It’s no secret that the ground beneath our feet has been shaking a bit more in recent years.
Yesterday NewsOK reported that Oklahoma had 222 earthquakes in 2013 that registered as 2.5-magnitude or greater—more than any other year in state history. As of Feb. 17, there were 63 earthquakes that were 2.5-magnitude or greater already in 2014.
Here’s a timelapse of all the 2.5-magnitude or greater earthquakes to shake Oklahoma since 2004. The radius of the circle indicates a greater magnitude.
Pause the animation and drag the slider to take a closer look at each year.
Source: Oklahoma Geological Survey
Three earthquakes shook Logan County Sunday night, ranging from 2.9-magnitude to 3.8-magnitude.
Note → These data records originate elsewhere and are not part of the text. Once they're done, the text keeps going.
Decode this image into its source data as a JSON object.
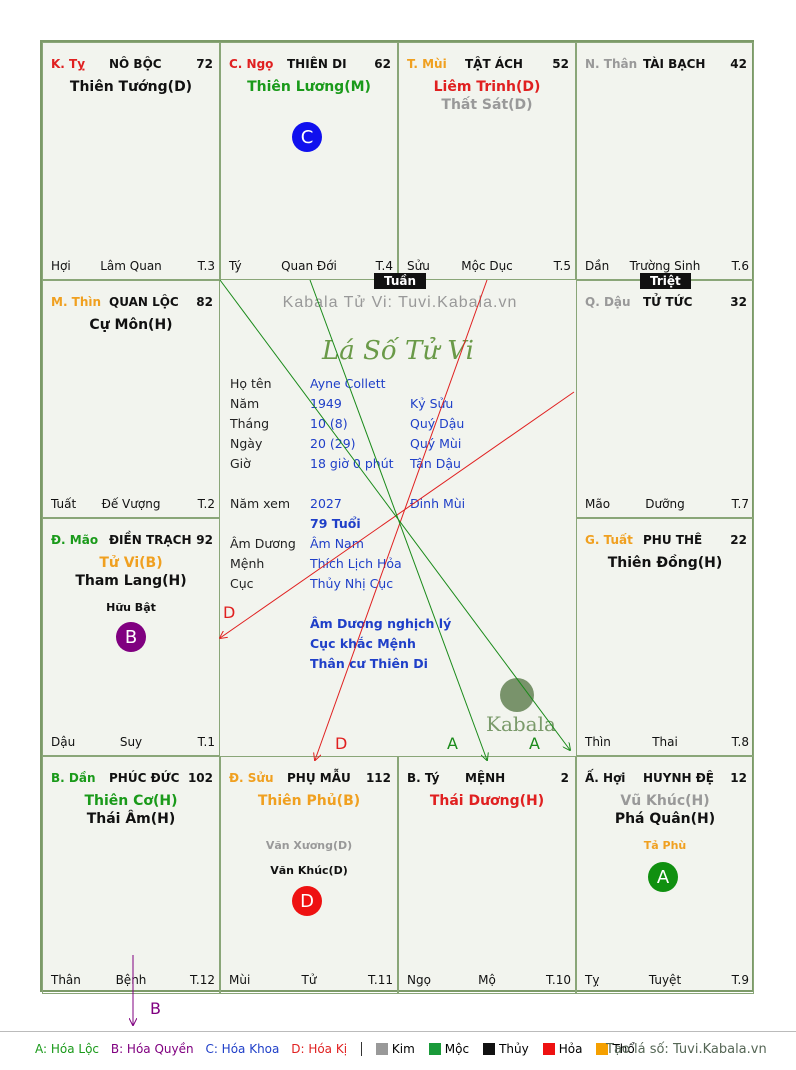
{
  "watermark": "Kabala Tử Vi: Tuvi.Kabala.vn",
  "center_title": "Lá Số Tử Vi",
  "logo_text": "Kabala",
  "tags": {
    "tuan": "Tuần",
    "triet": "Triệt"
  },
  "cells": [
    {
      "id": "ty",
      "can": "K. Tỵ",
      "can_color": "#e02020",
      "palace": "NÔ BỘC",
      "num": "72",
      "main": [
        {
          "t": "Thiên Tướng(D)",
          "c": "#111"
        }
      ],
      "minor": [],
      "left": "Hợi",
      "mid": "Lâm Quan",
      "right": "T.3"
    },
    {
      "id": "ngo",
      "can": "C. Ngọ",
      "can_color": "#e02020",
      "palace": "THIÊN DI <THÂN>",
      "num": "62",
      "main": [
        {
          "t": "Thiên Lương(M)",
          "c": "#1a9a1a"
        }
      ],
      "minor": [],
      "left": "Tý",
      "mid": "Quan Đới",
      "right": "T.4"
    },
    {
      "id": "mui",
      "can": "T. Mùi",
      "can_color": "#f0a020",
      "palace": "TẬT ÁCH",
      "num": "52",
      "main": [
        {
          "t": "Liêm Trinh(D)",
          "c": "#e02020"
        },
        {
          "t": "Thất Sát(D)",
          "c": "#999999"
        }
      ],
      "minor": [],
      "left": "Sửu",
      "mid": "Mộc Dục",
      "right": "T.5"
    },
    {
      "id": "than",
      "can": "N. Thân",
      "can_color": "#999999",
      "palace": "TÀI BẠCH",
      "num": "42",
      "main": [],
      "minor": [],
      "left": "Dần",
      "mid": "Trường Sinh",
      "right": "T.6"
    },
    {
      "id": "thin",
      "can": "M. Thìn",
      "can_color": "#f0a020",
      "palace": "QUAN LỘC",
      "num": "82",
      "main": [
        {
          "t": "Cự Môn(H)",
          "c": "#111"
        }
      ],
      "minor": [],
      "left": "Tuất",
      "mid": "Đế Vượng",
      "right": "T.2"
    },
    {
      "id": "dau",
      "can": "Q. Dậu",
      "can_color": "#999999",
      "palace": "TỬ TỨC",
      "num": "32",
      "main": [],
      "minor": [],
      "left": "Mão",
      "mid": "Dưỡng",
      "right": "T.7"
    },
    {
      "id": "mao",
      "can": "Đ. Mão",
      "can_color": "#1a9a1a",
      "palace": "ĐIỀN TRẠCH",
      "num": "92",
      "main": [
        {
          "t": "Tử Vi(B)",
          "c": "#f0a020"
        },
        {
          "t": "Tham Lang(H)",
          "c": "#111"
        }
      ],
      "minor": [
        {
          "t": "Hữu Bật",
          "c": "#111"
        }
      ],
      "left": "Dậu",
      "mid": "Suy",
      "right": "T.1"
    },
    {
      "id": "tuat",
      "can": "G. Tuất",
      "can_color": "#f0a020",
      "palace": "PHU THÊ",
      "num": "22",
      "main": [
        {
          "t": "Thiên Đồng(H)",
          "c": "#111"
        }
      ],
      "minor": [],
      "left": "Thìn",
      "mid": "Thai",
      "right": "T.8"
    },
    {
      "id": "dan",
      "can": "B. Dần",
      "can_color": "#1a9a1a",
      "palace": "PHÚC ĐỨC",
      "num": "102",
      "main": [
        {
          "t": "Thiên Cơ(H)",
          "c": "#1a9a1a"
        },
        {
          "t": "Thái Âm(H)",
          "c": "#111"
        }
      ],
      "minor": [],
      "left": "Thân",
      "mid": "Bệnh",
      "right": "T.12"
    },
    {
      "id": "suu",
      "can": "Đ. Sửu",
      "can_color": "#f0a020",
      "palace": "PHỤ MẪU",
      "num": "112",
      "main": [
        {
          "t": "Thiên Phủ(B)",
          "c": "#f0a020"
        }
      ],
      "minor": [
        {
          "t": "Văn Xương(D)",
          "c": "#999999"
        },
        {
          "t": "Văn Khúc(D)",
          "c": "#111"
        }
      ],
      "left": "Mùi",
      "mid": "Tử",
      "right": "T.11"
    },
    {
      "id": "tyy",
      "can": "B. Tý",
      "can_color": "#111111",
      "palace": "MỆNH",
      "num": "2",
      "main": [
        {
          "t": "Thái Dương(H)",
          "c": "#e02020"
        }
      ],
      "minor": [],
      "left": "Ngọ",
      "mid": "Mộ",
      "right": "T.10"
    },
    {
      "id": "hoi",
      "can": "Ấ. Hợi",
      "can_color": "#111111",
      "palace": "HUYNH ĐỆ",
      "num": "12",
      "main": [
        {
          "t": "Vũ Khúc(H)",
          "c": "#999999"
        },
        {
          "t": "Phá Quân(H)",
          "c": "#111"
        }
      ],
      "minor": [
        {
          "t": "Tả Phù",
          "c": "#f0a020"
        }
      ],
      "left": "Tỵ",
      "mid": "Tuyệt",
      "right": "T.9"
    }
  ],
  "circles": {
    "c": "C",
    "b": "B",
    "d": "D",
    "a": "A"
  },
  "arrow_labels": {
    "d1": "D",
    "d2": "D",
    "a1": "A",
    "a2": "A",
    "b": "B"
  },
  "info": {
    "ho_ten": {
      "label": "Họ tên",
      "value": "Ayne Collett"
    },
    "nam": {
      "label": "Năm",
      "value": "1949",
      "extra": "Kỷ Sửu"
    },
    "thang": {
      "label": "Tháng",
      "value": "10  (8)",
      "extra": "Quý Dậu"
    },
    "ngay": {
      "label": "Ngày",
      "value": "20  (29)",
      "extra": "Quý Mùi"
    },
    "gio": {
      "label": "Giờ",
      "value": "18 giờ 0 phút",
      "extra": "Tân Dậu"
    },
    "nam_xem": {
      "label": "Năm xem",
      "value": "2027",
      "extra": "Đinh Mùi"
    },
    "tuoi": "79 Tuổi",
    "am_duong": {
      "label": "Âm Dương",
      "value": "Âm Nam"
    },
    "menh": {
      "label": "Mệnh",
      "value": "Thích Lịch Hỏa"
    },
    "cuc": {
      "label": "Cục",
      "value": "Thủy Nhị Cục"
    },
    "notes": [
      "Âm Dương nghịch lý",
      "Cục khắc Mệnh",
      "Thân cư Thiên Di"
    ]
  },
  "legend": {
    "a": "A: Hóa Lộc",
    "b": "B: Hóa Quyền",
    "c": "C: Hóa Khoa",
    "d": "D: Hóa Kị",
    "elements": [
      {
        "name": "Kim",
        "color": "#999999"
      },
      {
        "name": "Mộc",
        "color": "#1a9a3a"
      },
      {
        "name": "Thủy",
        "color": "#111111"
      },
      {
        "name": "Hỏa",
        "color": "#ee1111"
      },
      {
        "name": "Thổ",
        "color": "#f5a000"
      }
    ],
    "site": "Tạo lá số: Tuvi.Kabala.vn"
  }
}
Again this morning, another 3.8-magnitude quake shook Guthrie.
Data from the USGS shows that one to three 3.0-magnitude earthquakes or larger occurred annually from 1975 to 2008. But that number grew to around 40 earthquakes per year from 2009 to 2013.
The reason for the increase in earthquakes is still up for debate. Last year USGS seismologist Bill Leith suggested that the rise in quakes may not entirely be natural.
“We’ve statistically analyzed the recent earthquake rate changes and found that they do not seem to be due to typical, random fluctuations in natural seismicity rates,” he said.